Voor wie is het project bedoeld en hoe werkt het juist?
Voor wie is het project bedoeld en hoe werkt het juist?
'De moedergroepen zijn er voor moeders die net in België zijn en in een kwetsbare positie zitten. Ze vinden moeilijk toegang tot het traject Nederlands Leren. Wij werken zeer laagdrempelig: mama's kunnen bij ons aankloppen, maar we gaan ook zelf langs om ons voor te stellen. Vaak kennen deze mama's kinderopvang niet in hun eigen cultuur. Het onbekende zorgt voor weinig vertrouwen. Hun kinderen starten vaak laat met de kleuterschool, wat heel wat kansen laat liggen. Daarom komen de kindjes bij onze mama's mee naar de lessen. Er zijn kinderbegeleiders aanwezig, zodat de mama's kunnen zien hoe er in de kinderopvang met kinderen wordt omgegaan. We hebben al lang een prima samenwerking met de kinderopvanginitiatieven, zo kunnen we ook de doorstroom naar de reguliere kinderopvang bekijken als mama en kind daar klaar voor zijn.
'De lesthema's in de Nederlandse les sluiten erg aan bij hun leefwereld, zoals bijvoorbeeld vragen over opvoeding. Integratie is ook een belangrijk punt. Zo willen we het isolement van de vrouwen doorbreken, zodat ze leren om hun plan te trekken en niet altijd afhankelijk zijn van hun man. Hun netwerk is klein en wij helpen hen dit te versterken. Twee keer per maand komt er een verpleegkundige van Kind en Gezin langs. Dan praten we over thema’s zoals verzorging, voeding of opvoeding. De verpleegkundige stemt haar taal af op onze mama’s zodat zij zich meer op hun gemak voelen om allerlei vragen te stellen Dat gebeurt vaak met hand en tand en veel gebaren, wij zijn er dan om hen daarin te ondersteunen.'
Hoe vinden deze mama’s de weg naar jullie?

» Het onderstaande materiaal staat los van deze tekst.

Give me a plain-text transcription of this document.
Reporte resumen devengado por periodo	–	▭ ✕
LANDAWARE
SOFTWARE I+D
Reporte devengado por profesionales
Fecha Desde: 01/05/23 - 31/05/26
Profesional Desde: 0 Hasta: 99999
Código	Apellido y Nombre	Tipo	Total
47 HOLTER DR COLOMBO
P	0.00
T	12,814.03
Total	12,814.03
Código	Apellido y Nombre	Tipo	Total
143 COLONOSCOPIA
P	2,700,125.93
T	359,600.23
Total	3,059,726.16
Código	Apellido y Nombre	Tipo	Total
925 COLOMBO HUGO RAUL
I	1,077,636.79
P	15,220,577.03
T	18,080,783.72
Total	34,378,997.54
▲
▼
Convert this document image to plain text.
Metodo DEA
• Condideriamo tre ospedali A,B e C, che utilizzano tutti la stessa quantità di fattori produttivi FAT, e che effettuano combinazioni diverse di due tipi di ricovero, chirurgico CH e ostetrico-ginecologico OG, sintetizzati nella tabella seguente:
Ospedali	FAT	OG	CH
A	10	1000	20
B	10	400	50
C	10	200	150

'Er zijn verschillende wegen. Via een aanmelding door het agentschap voor Inburgering en Integratie, of via het OCMW. Iemand die Nederlands wil leren maar geen kinderopvang heeft, komt ook op onze wachtlijst terecht. Want er is een groot tekort aan kinderopvang. We zetten hard in om vrouwen ook na hun bevalling betrokken te houden. Als ze te lang uit zijn, is het nog moeilijker voor hen om terug in te stappen.'
Focussen jullie vooral op digitale ongeletterdheid?
'Ons doelpubliek zijn vaak dames die ongeletterd zijn of heel beperkt kunnen schrijven in ons alfabet. Dat maakt dat het niet zo evident om met digitale media aan de slag te gaan. We starten met de basis en trachten er routine in te brengen. We oefenen met de website van Mama Leert: de url intypen, of via een directe link in WhatsApp naar de site gaan. Daarna maken we hen wegwijs in de structuur van de website. Door dit met hen samen te doen, durven ze het ook zelf thuis proberen.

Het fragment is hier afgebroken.